KC: So far it seems the training has been very successful; I adapted well to running at altitude and I feel great now that I have come down. It was my first time going to altitude to train so it was a little bit of an experiment and I guess we won’t really know how successful it was until I race next Saturday. Altitude aside, spending a month away from the rest of life to devote myself to training with two other like-minded women was certainly beneficial. We couldn’t have asked for a better overall environment and support from the people on site at La Loma and I look forward to returning there in the future for training.
Your first race of the year will be the USA Cross Country Championships in San Diego. What are your expectations coming in? Is a berth to the team for World Cross Country a goal?
KC: I can’t wait to race! I only raced twice in the fall (at the U.S. 10k road championships and the Chiba Ekiden), and really all the training during the last five or six months has been pointed at running well on February 5th. A berth for World Cross Country is the goal, but I’m also just very excited to mix it up in a great field this weekend. My training has been going very well, and I’m looking forward to seeing how that plays out in a race setting against some great athletes.
The course at Mission Bay Park in San Diego is mostly on grass and relatively flat. Do you feel these conditions favor your strengths?
KC: In college I always enjoyed looped races on golf courses and we’ve done a lot of race specific work on grass in preparation for this, so I feel ready. I would say I’m strongest on rolling courses, but I’ll never complain about a running on a flat, fast course either.
You set pretty substantial PR’s last season on the track with 15:51.57 in the 5k and 33:22.28 in the 10k. Do you have plans to get in fast rabbited races to breaks these marks?

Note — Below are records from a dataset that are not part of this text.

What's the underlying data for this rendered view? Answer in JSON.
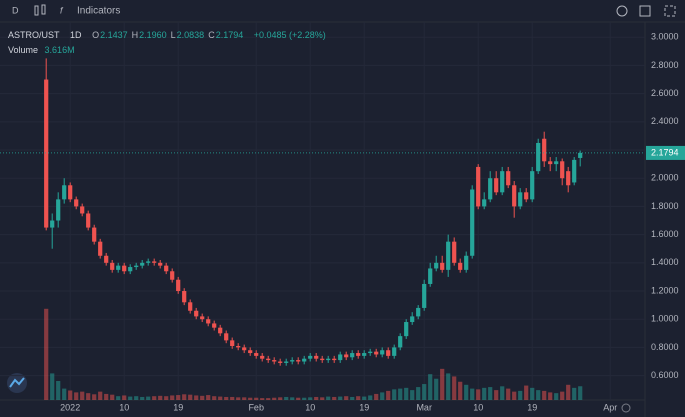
{
  "toolbar": {
    "interval_button": "D",
    "indicators": "Indicators"
  },
  "chart_data": {
    "type": "candlestick",
    "title": "ASTRO/UST",
    "interval": "1D",
    "ohlc_legend": [
      [
        "O",
        "2.1437"
      ],
      [
        "H",
        "2.1960"
      ],
      [
        "L",
        "2.0838"
      ],
      [
        "C",
        "2.1794"
      ]
    ],
    "change": "+0.0485 (+2.28%)",
    "volume_title": "Volume",
    "volume_value": "3.616M",
    "up_color": "#26a69a",
    "down_color": "#ef5350",
    "grid": true,
    "x": [
      -4,
      -3,
      -2,
      -1,
      0,
      1,
      2,
      3,
      4,
      5,
      6,
      7,
      8,
      9,
      10,
      11,
      12,
      13,
      14,
      15,
      16,
      17,
      18,
      19,
      20,
      21,
      22,
      23,
      24,
      25,
      26,
      27,
      28,
      29,
      30,
      31,
      32,
      33,
      34,
      35,
      36,
      37,
      38,
      39,
      40,
      41,
      42,
      43,
      44,
      45,
      46,
      47,
      48,
      49,
      50,
      51,
      52,
      53,
      54,
      55,
      56,
      57,
      58,
      59,
      60,
      61,
      62,
      63,
      64,
      65,
      66,
      67,
      68,
      69,
      70,
      71,
      72,
      73,
      74,
      75,
      76,
      77,
      78,
      79,
      80,
      81,
      82,
      83,
      84,
      85
    ],
    "open": [
      2.7,
      1.65,
      1.7,
      1.85,
      1.95,
      1.85,
      1.8,
      1.75,
      1.65,
      1.55,
      1.45,
      1.4,
      1.35,
      1.38,
      1.34,
      1.37,
      1.38,
      1.4,
      1.41,
      1.4,
      1.38,
      1.34,
      1.28,
      1.2,
      1.12,
      1.06,
      1.02,
      1.0,
      0.97,
      0.94,
      0.9,
      0.85,
      0.81,
      0.8,
      0.78,
      0.76,
      0.74,
      0.72,
      0.71,
      0.7,
      0.69,
      0.7,
      0.71,
      0.7,
      0.72,
      0.74,
      0.72,
      0.71,
      0.72,
      0.71,
      0.75,
      0.73,
      0.76,
      0.74,
      0.76,
      0.77,
      0.75,
      0.78,
      0.74,
      0.8,
      0.88,
      0.98,
      1.02,
      1.08,
      1.25,
      1.36,
      1.4,
      1.35,
      1.55,
      1.4,
      1.35,
      1.45,
      2.08,
      1.8,
      1.85,
      2.0,
      1.9,
      2.05,
      1.95,
      1.8,
      1.9,
      1.85,
      2.05,
      2.28,
      2.12,
      2.1,
      2.12,
      2.05,
      1.97,
      2.1437
    ],
    "high": [
      2.85,
      1.75,
      1.9,
      2.0,
      1.97,
      1.87,
      1.82,
      1.77,
      1.67,
      1.57,
      1.47,
      1.42,
      1.4,
      1.4,
      1.39,
      1.4,
      1.42,
      1.43,
      1.43,
      1.42,
      1.4,
      1.36,
      1.3,
      1.22,
      1.14,
      1.08,
      1.04,
      1.02,
      0.99,
      0.96,
      0.92,
      0.87,
      0.83,
      0.82,
      0.8,
      0.78,
      0.76,
      0.74,
      0.73,
      0.72,
      0.72,
      0.73,
      0.73,
      0.74,
      0.76,
      0.76,
      0.74,
      0.74,
      0.74,
      0.77,
      0.77,
      0.78,
      0.78,
      0.78,
      0.79,
      0.79,
      0.8,
      0.8,
      0.82,
      0.9,
      1.0,
      1.05,
      1.1,
      1.28,
      1.4,
      1.45,
      1.45,
      1.6,
      1.58,
      1.43,
      1.48,
      1.95,
      2.1,
      1.9,
      2.05,
      2.05,
      2.08,
      2.08,
      1.98,
      1.93,
      1.93,
      2.08,
      2.28,
      2.33,
      2.15,
      2.15,
      2.14,
      2.08,
      2.15,
      2.196
    ],
    "low": [
      1.63,
      1.5,
      1.65,
      1.82,
      1.83,
      1.78,
      1.73,
      1.63,
      1.53,
      1.43,
      1.38,
      1.33,
      1.33,
      1.32,
      1.32,
      1.35,
      1.36,
      1.38,
      1.38,
      1.36,
      1.32,
      1.26,
      1.18,
      1.1,
      1.04,
      1.0,
      0.98,
      0.95,
      0.92,
      0.88,
      0.83,
      0.79,
      0.78,
      0.76,
      0.74,
      0.72,
      0.7,
      0.69,
      0.68,
      0.67,
      0.67,
      0.68,
      0.68,
      0.68,
      0.7,
      0.7,
      0.69,
      0.69,
      0.69,
      0.69,
      0.71,
      0.71,
      0.72,
      0.72,
      0.74,
      0.73,
      0.73,
      0.72,
      0.72,
      0.78,
      0.86,
      0.96,
      1.0,
      1.06,
      1.23,
      1.34,
      1.33,
      1.3,
      1.38,
      1.33,
      1.33,
      1.43,
      1.78,
      1.78,
      1.83,
      1.88,
      1.88,
      1.93,
      1.72,
      1.78,
      1.83,
      1.83,
      2.03,
      2.08,
      2.05,
      2.05,
      1.95,
      1.9,
      1.95,
      2.0838
    ],
    "close": [
      1.65,
      1.7,
      1.85,
      1.95,
      1.85,
      1.8,
      1.75,
      1.65,
      1.55,
      1.45,
      1.4,
      1.35,
      1.38,
      1.34,
      1.37,
      1.38,
      1.4,
      1.41,
      1.4,
      1.38,
      1.34,
      1.28,
      1.2,
      1.12,
      1.06,
      1.02,
      1.0,
      0.97,
      0.94,
      0.9,
      0.85,
      0.81,
      0.8,
      0.78,
      0.76,
      0.74,
      0.72,
      0.71,
      0.7,
      0.69,
      0.7,
      0.71,
      0.7,
      0.72,
      0.74,
      0.72,
      0.71,
      0.72,
      0.71,
      0.75,
      0.73,
      0.76,
      0.74,
      0.76,
      0.77,
      0.75,
      0.78,
      0.74,
      0.8,
      0.88,
      0.98,
      1.02,
      1.08,
      1.25,
      1.36,
      1.4,
      1.35,
      1.55,
      1.4,
      1.35,
      1.45,
      1.92,
      1.8,
      1.85,
      2.0,
      1.9,
      2.05,
      1.95,
      1.8,
      1.9,
      1.85,
      2.05,
      2.25,
      2.12,
      2.1,
      2.12,
      2.0,
      1.95,
      2.13,
      2.1794
    ],
    "volume": [
      24,
      7,
      5,
      3,
      2.5,
      2,
      2.2,
      1.8,
      1.5,
      2.2,
      1.6,
      1.4,
      1,
      1.2,
      0.9,
      1,
      0.8,
      0.9,
      1,
      1.1,
      1,
      1.2,
      1.3,
      1.5,
      1.4,
      1.2,
      1.1,
      1.3,
      1,
      0.9,
      0.8,
      0.8,
      0.7,
      0.7,
      0.6,
      0.6,
      0.5,
      0.5,
      0.6,
      0.7,
      0.8,
      0.7,
      0.6,
      0.6,
      0.7,
      0.8,
      0.7,
      0.9,
      0.8,
      0.9,
      1,
      0.8,
      1,
      0.9,
      1.2,
      1.6,
      2,
      2.4,
      2.8,
      3,
      3.2,
      2.6,
      3.4,
      4.2,
      6.8,
      5.6,
      8.2,
      7,
      6.2,
      4.8,
      4,
      3,
      2.8,
      3.2,
      3.4,
      2.6,
      3.6,
      3,
      2.2,
      2.4,
      3.8,
      3.2,
      2.6,
      2.4,
      2,
      1.8,
      2.2,
      4,
      3.2,
      3.616
    ],
    "xlim": [
      -11.7,
      95.8
    ],
    "xticks": [
      {
        "value": 0,
        "label": "2022"
      },
      {
        "value": 9,
        "label": "10"
      },
      {
        "value": 18,
        "label": "19"
      },
      {
        "value": 31,
        "label": "Feb"
      },
      {
        "value": 40,
        "label": "10"
      },
      {
        "value": 49,
        "label": "19"
      },
      {
        "value": 59,
        "label": "Mar"
      },
      {
        "value": 68,
        "label": "10"
      },
      {
        "value": 77,
        "label": "19"
      },
      {
        "value": 90,
        "label": "Apr"
      }
    ],
    "ylim": [
      0.427,
      3.108
    ],
    "yticks": [
      {
        "value": 0.6,
        "label": "0.6000"
      },
      {
        "value": 0.8,
        "label": "0.8000"
      },
      {
        "value": 1,
        "label": "1.0000"
      },
      {
        "value": 1.2,
        "label": "1.2000"
      },
      {
        "value": 1.4,
        "label": "1.4000"
      },
      {
        "value": 1.6,
        "label": "1.6000"
      },
      {
        "value": 1.8,
        "label": "1.8000"
      },
      {
        "value": 2,
        "label": "2.0000"
      },
      {
        "value": 2.2,
        "label": "2.2000"
      },
      {
        "value": 2.4,
        "label": "2.4000"
      },
      {
        "value": 2.6,
        "label": "2.6000"
      },
      {
        "value": 2.8,
        "label": "2.8000"
      },
      {
        "value": 3,
        "label": "3.0000"
      }
    ]
  }
}
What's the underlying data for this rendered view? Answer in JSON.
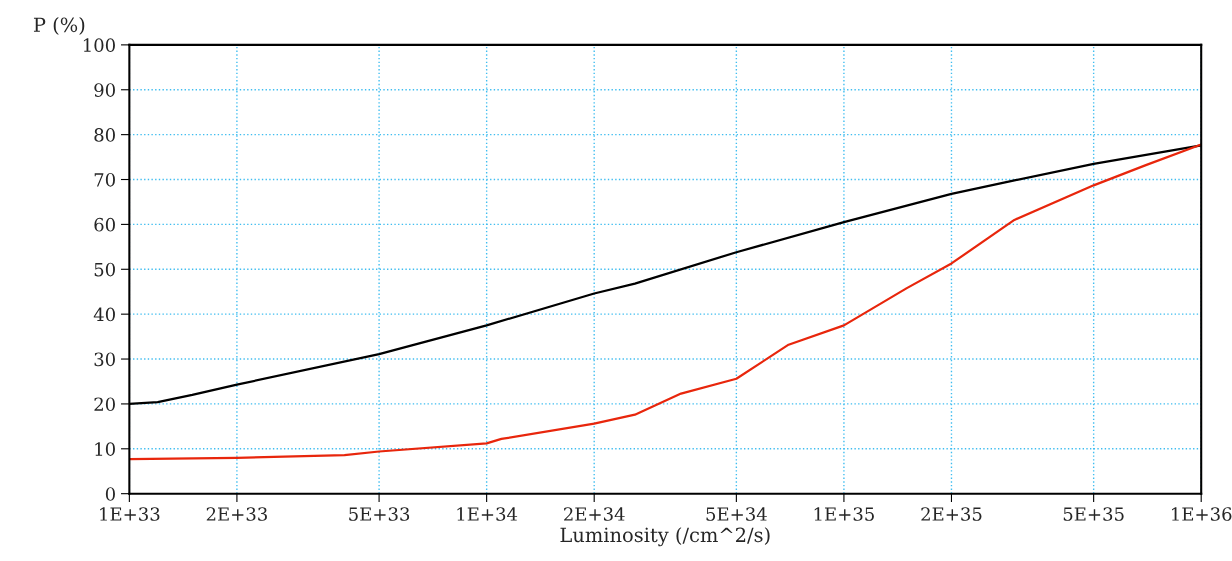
{
  "chart_data": {
    "type": "line",
    "xlabel": "Luminosity (/cm^2/s)",
    "ylabel": "P (%)",
    "log": "x",
    "xlim": [
      1e+33,
      1e+36
    ],
    "ylim": [
      0,
      100
    ],
    "xticks": [
      {
        "value": 1e+33,
        "label": "1E+33"
      },
      {
        "value": 2e+33,
        "label": "2E+33"
      },
      {
        "value": 5e+33,
        "label": "5E+33"
      },
      {
        "value": 1e+34,
        "label": "1E+34"
      },
      {
        "value": 2e+34,
        "label": "2E+34"
      },
      {
        "value": 5e+34,
        "label": "5E+34"
      },
      {
        "value": 1e+35,
        "label": "1E+35"
      },
      {
        "value": 2e+35,
        "label": "2E+35"
      },
      {
        "value": 5e+35,
        "label": "5E+35"
      },
      {
        "value": 1e+36,
        "label": "1E+36"
      }
    ],
    "yticks": [
      0,
      10,
      20,
      30,
      40,
      50,
      60,
      70,
      80,
      90,
      100
    ],
    "grid": true,
    "line_style": "solid",
    "marker": "none",
    "series": [
      {
        "color": "#000000",
        "x": [
          1e+33,
          1.2e+33,
          1.5e+33,
          2e+33,
          5e+33,
          1e+34,
          2e+34,
          2.6e+34,
          5e+34,
          1e+35,
          2e+35,
          3e+35,
          5e+35,
          1e+36
        ],
        "values": [
          20.0,
          20.4,
          22.0,
          24.3,
          31.1,
          37.5,
          44.6,
          46.8,
          53.8,
          60.5,
          66.8,
          69.8,
          73.5,
          77.6
        ]
      },
      {
        "color": "#e8260c",
        "x": [
          1e+33,
          2e+33,
          4e+33,
          5e+33,
          1e+34,
          1.1e+34,
          2e+34,
          2.6e+34,
          3.5e+34,
          5e+34,
          7e+34,
          1e+35,
          1.5e+35,
          2e+35,
          3e+35,
          5e+35,
          7e+35,
          1e+36
        ],
        "values": [
          7.7,
          8.0,
          8.6,
          9.4,
          11.2,
          12.2,
          15.6,
          17.6,
          22.3,
          25.6,
          33.2,
          37.5,
          45.8,
          51.3,
          61.0,
          68.7,
          73.2,
          77.8
        ]
      }
    ]
  }
}
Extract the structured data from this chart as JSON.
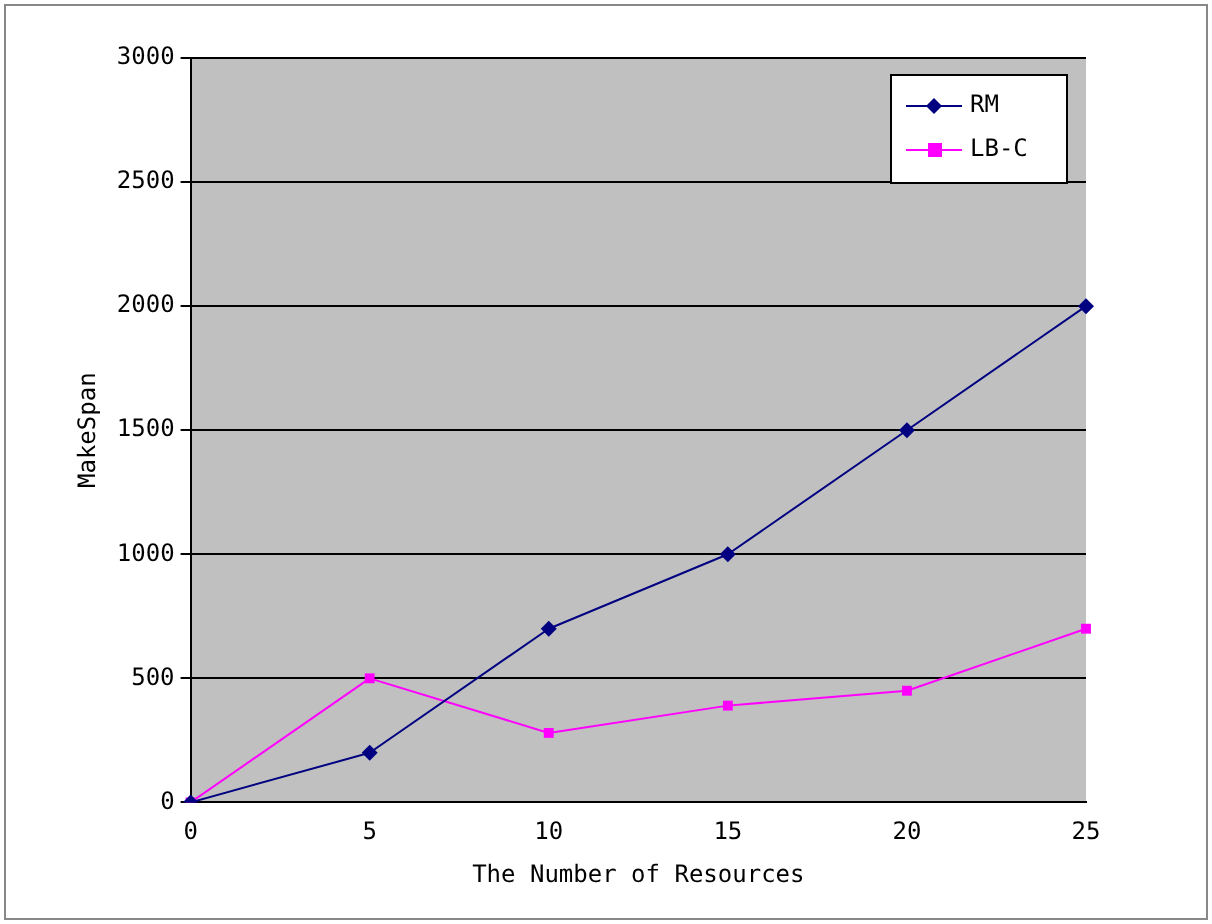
{
  "chart_data": {
    "type": "line",
    "xlabel": "The Number of Resources",
    "ylabel": "MakeSpan",
    "categories": [
      "0",
      "5",
      "10",
      "15",
      "20",
      "25"
    ],
    "series": [
      {
        "name": "RM",
        "color": "#000080",
        "marker": "diamond",
        "values": [
          0,
          200,
          700,
          1000,
          1500,
          2000
        ]
      },
      {
        "name": "LB-C",
        "color": "#ff00ff",
        "marker": "square",
        "values": [
          0,
          500,
          280,
          390,
          450,
          700
        ]
      }
    ],
    "ylim": [
      0,
      3000
    ],
    "yticks": [
      0,
      500,
      1000,
      1500,
      2000,
      2500,
      3000
    ],
    "grid": "y",
    "legend": "top right"
  }
}
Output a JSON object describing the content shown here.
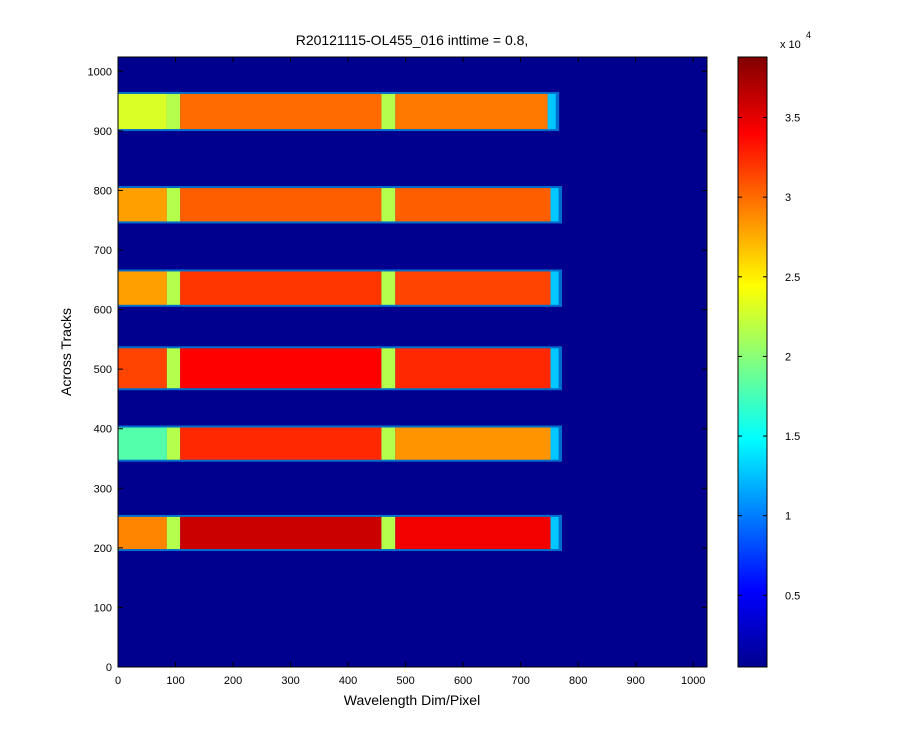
{
  "chart_data": {
    "type": "heatmap",
    "title": "R20121115-OL455_016 inttime = 0.8,",
    "xlabel": "Wavelength Dim/Pixel",
    "ylabel": "Across Tracks",
    "xlim": [
      0,
      1024
    ],
    "ylim": [
      0,
      1024
    ],
    "xticks": [
      0,
      100,
      200,
      300,
      400,
      500,
      600,
      700,
      800,
      900,
      1000
    ],
    "yticks": [
      0,
      100,
      200,
      300,
      400,
      500,
      600,
      700,
      800,
      900,
      1000
    ],
    "background_value": 500,
    "colorbar": {
      "colormap": "jet",
      "range": [
        500,
        38800
      ],
      "ticks": [
        5000,
        10000,
        15000,
        20000,
        25000,
        30000,
        35000
      ],
      "tick_labels": [
        "0.5",
        "1",
        "1.5",
        "2",
        "2.5",
        "3",
        "3.5"
      ],
      "multiplier": "x 10",
      "exponent": "4"
    },
    "tracks": [
      {
        "y_range": [
          198,
          252
        ],
        "x_end": 760,
        "levels": {
          "left": 29000,
          "segment1": 36000,
          "segment2": 34500
        }
      },
      {
        "y_range": [
          348,
          402
        ],
        "x_end": 760,
        "levels": {
          "left": 18000,
          "segment1": 32500,
          "segment2": 28500
        }
      },
      {
        "y_range": [
          468,
          535
        ],
        "x_end": 760,
        "levels": {
          "left": 31500,
          "segment1": 34000,
          "segment2": 32500
        }
      },
      {
        "y_range": [
          608,
          664
        ],
        "x_end": 760,
        "levels": {
          "left": 28000,
          "segment1": 32000,
          "segment2": 31500
        }
      },
      {
        "y_range": [
          748,
          804
        ],
        "x_end": 760,
        "levels": {
          "left": 28000,
          "segment1": 30500,
          "segment2": 30500
        }
      },
      {
        "y_range": [
          903,
          962
        ],
        "x_end": 755,
        "levels": {
          "left": 23000,
          "segment1": 30000,
          "segment2": 29500
        }
      }
    ]
  }
}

What other goals do you have for the outdoor season?
KC: I’m waiting until after this weekend to set goals and lay out a plan for the spring, but for now I can say that I will continue to focus on bringing all my PR’s down from 1500-10k. We’ll have to wait and see what event emerges as the one to focus on at USA’s in June, and we have also tabled the idea of heading to Europe mid-summer.
You had the opportunity to run for team USA at the Chiba International Ekiden in November. How was the experience in competing in a foreign country in such a uniquely formatted race?
KC: Running in the Chiba Ekiden was a great experience. There are a lot of extra factors to consider when competing abroad – long travel, overcoming jet lag, and change in diet to name a few. The experience provided a good opportunity to learn to adapt to a different environment while still preparing to race. The race itself also provided a unique challenge. I ran the 4th leg, so the race was very spread out by the time I set off. It felt more like a time trial than a head to head race. Luckily the Russian team only had 15 seconds on us at the start of my leg so I could see a woman ahead of me and spent my leg running her down.
As an assistant coach at UC Davis, how has the experience been mentoring younger runners at your alma mater? What have you been able to get out of it to benefit your own running?
KC: I love helping athletes get ready to run their best. Along with the process of helping them prepare to be better athletes, I become a better athlete myself. I am constantly learning more about myself in all areas from general mindset, daily approach to training and approach to competition. Plus, I have to practice what I preach, so if I’m going to ask them to live and train a certain way I make sure to be on top of my game as well.
We thank Kim for taking time out of her busy schedule to speak with us. We wish her luck on Saturday at USA’s and with all future endeavors.